Question

In the given figure, find the $\angle $($A+B+C+D+E+F+G$)=

Answer 1

Hint: If you observe the given figure it has 7 vertices. This figure is Heptagon. Heptagon is a polygon with 7 sides. To find all the required sum of angles, we apply the formula of the interior angles.
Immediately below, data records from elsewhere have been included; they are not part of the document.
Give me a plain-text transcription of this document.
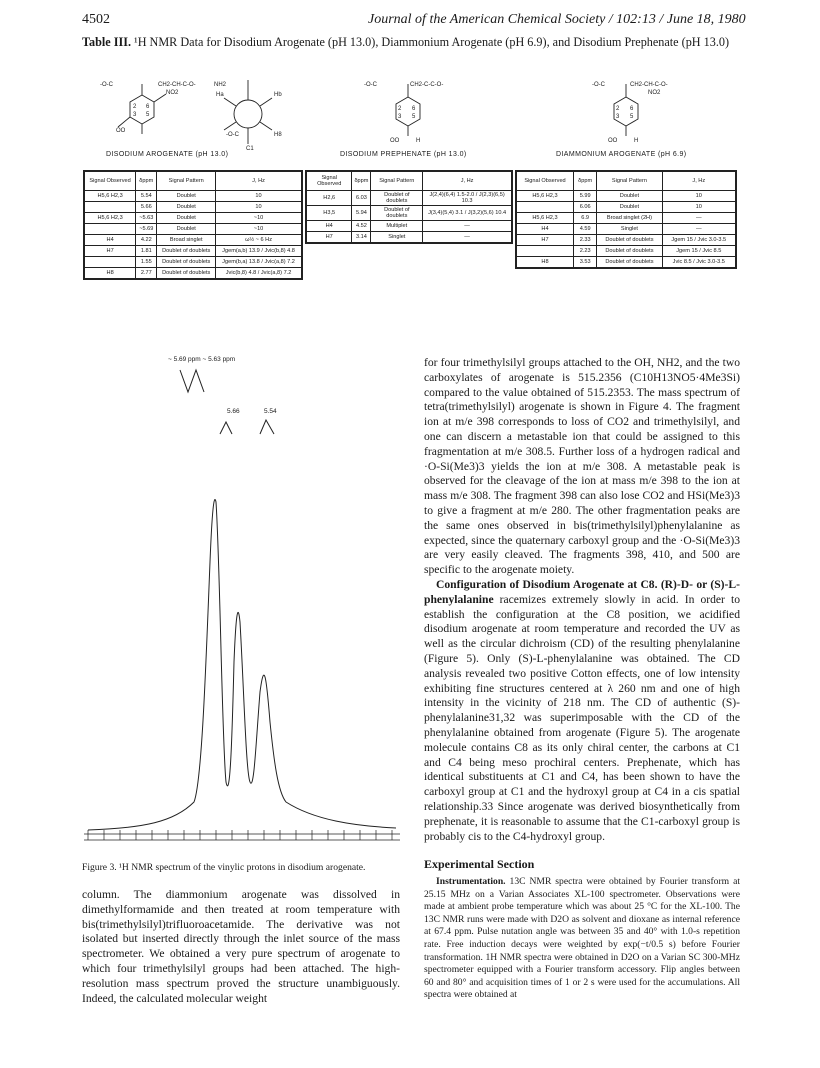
4502	Journal of the American Chemical Society / 102:13 / June 18, 1980
Table III. ¹H NMR Data for Disodium Arogenate (pH 13.0), Diammonium Arogenate (pH 6.9), and Disodium Prephenate (pH 13.0)
-O-C	CH2-CH-C-O-	NH2
NO2
2
3
6
5
OO
Ha	Hb
-O-C	H8
C1
-O-C	CH2-C-C-O-
2 6
3 5
OO	H
-O-C	CH2-CH-C-O-
NO2
2 6
3 5
OO	H
DISODIUM AROGENATE (pH 13.0)	DISODIUM PREPHENATE (pH 13.0)	DIAMMONIUM AROGENATE (pH 6.9)
Signal Observed	δppm	Signal Pattern	J, Hz
H5,6 H2,3	5.54	Doublet	10
	5.66	Doublet	10
H5,6 H2,3	~5.63	Doublet	~10
	~5.69	Doublet	~10
H4	4.22	Broad singlet	ω½ ~ 6 Hz
H7	1.81	Doublet of doublets	Jgem(a,b) 13.9 / Jvic(b,8) 4.8
	1.55	Doublet of doublets	Jgem(b,a) 13.8 / Jvic(a,8) 7.2
H8	2.77	Doublet of doublets	Jvic(b,8) 4.8 / Jvic(a,8) 7.2
Signal Observed	δppm	Signal Pattern	J, Hz
H2,6	6.03	Doublet of doublets	J(2,4)(6,4) 1.5-2.0 / J(2,3)(6,5) 10.3
H3,5	5.94	Doublet of doublets	J(3,4)(5,4) 3.1 / J(3,2)(5,6) 10.4
H4	4.52	Multiplet	—
H7	3.14	Singlet	—
Signal Observed	δppm	Signal Pattern	J, Hz
H5,6 H2,3	5.99	Doublet	10
	6.06	Doublet	10
H5,6 H2,3	6.9	Broad singlet (2H)	—
H4	4.59	Singlet	—
H7	2.33	Doublet of doublets	Jgem 15 / Jvic 3.0-3.5
	2.23	Doublet of doublets	Jgem 15 / Jvic 8.5
H8	3.53	Doublet of doublets	Jvic 8.5 / Jvic 3.0-3.5
~ 5.69 ppm ~ 5.63 ppm
5.66	5.54
Figure 3. ¹H NMR spectrum of the vinylic protons in disodium arogenate.

column. The diammonium arogenate was dissolved in dimethylformamide and then treated at room temperature with bis(trimethylsilyl)trifluoroacetamide. The derivative was not isolated but inserted directly through the inlet source of the mass spectrometer. We obtained a very pure spectrum of arogenate to which four trimethylsilyl groups had been attached. The high-resolution mass spectrum proved the structure unambiguously. Indeed, the calculated molecular weight

for four trimethylsilyl groups attached to the OH, NH2, and the two carboxylates of arogenate is 515.2356 (C10H13NO5·4Me3Si) compared to the value obtained of 515.2353. The mass spectrum of tetra(trimethylsilyl) arogenate is shown in Figure 4. The fragment ion at m/e 398 corresponds to loss of CO2 and trimethylsilyl, and one can discern a metastable ion that could be assigned to this fragmentation at m/e 308.5. Further loss of a hydrogen radical and ·O-Si(Me3)3 yields the ion at m/e 308. A metastable peak is observed for the cleavage of the ion at mass m/e 398 to the ion at mass m/e 308. The fragment 398 can also lose CO2 and HSi(Me3)3 to give a fragment at m/e 280. The other fragmentation peaks are the same ones observed in bis(trimethylsilyl)phenylalanine as expected, since the quaternary carboxyl group and the ·O-Si(Me3)3 are very easily cleaved. The fragments 398, 410, and 500 are specific to the arogenate moiety.

Configuration of Disodium Arogenate at C8. (R)-D- or (S)-L-phenylalanine racemizes extremely slowly in acid. In order to establish the configuration at the C8 position, we acidified disodium arogenate at room temperature and recorded the UV as well as the circular dichroism (CD) of the resulting phenylalanine (Figure 5). Only (S)-L-phenylalanine was obtained. The CD analysis revealed two positive Cotton effects, one of low intensity exhibiting fine structures centered at λ 260 nm and one of high intensity in the vicinity of 218 nm. The CD of authentic (S)-phenylalanine31,32 was superimposable with the CD of the phenylalanine obtained from arogenate (Figure 5). The arogenate molecule contains C8 as its only chiral center, the carbons at C1 and C4 being meso prochiral centers. Prephenate, which has identical substituents at C1 and C4, has been shown to have the carboxyl group at C1 and the hydroxyl group at C4 in a cis spatial relationship.33 Since arogenate was derived biosynthetically from prephenate, it is reasonable to assume that the C1-carboxyl group is probably cis to the C4-hydroxyl group.

Experimental Section
Instrumentation. 13C NMR spectra were obtained by Fourier transform at 25.15 MHz on a Varian Associates XL-100 spectrometer. Observations were made at ambient probe temperature which was about 25 °C for the XL-100. The 13C NMR runs were made with D2O as solvent and dioxane as internal reference at 67.4 ppm. Pulse nutation angle was between 35 and 40° with 1.0-s repetition rate. Free induction decays were weighted by exp(−t/0.5 s) before Fourier transformation. 1H NMR spectra were obtained in D2O on a Varian SC 300-MHz spectrometer equipped with a Fourier transform accessory. Flip angles between 60 and 80° and acquisition times of 1 or 2 s were used for the accumulations. All spectra were obtained at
Complete step by step answer:
Sum of interior angles of an n sides polygon =$\left( {2n - 4} \right) \times 90$degrees…… $\left( 1 \right)$
Let us find the sum of interior angles of a heptagon.
So, the total number of sides in heptagon=7
Then n=7
From equation $\left( 1 \right)$,we have
Sum of interior angle of a heptagon=$\left( {2 \times 7 - 4} \right) \times 90$
$ \Rightarrow 10 \times 90 = 900$
One angle of a heptagon =$\dfrac{{900}}{7} = 128.57$degree
So, one angle of a triangle=$180 - 128.57 $
$= 51.43$ degrees
Another angle is $180-102.85$
$=77.14$degrees

Therefore, the sum of $\angle $(A+B+C+D+E+F+G)=$77.17 \times 7 = 540$degrees

Note:
Remember the formula of the sum of the interior angle of the “n” sides polygon. And the sum of all the angles of a triangle is 180 degrees. We need to be careful while observing the given figure to decide n value.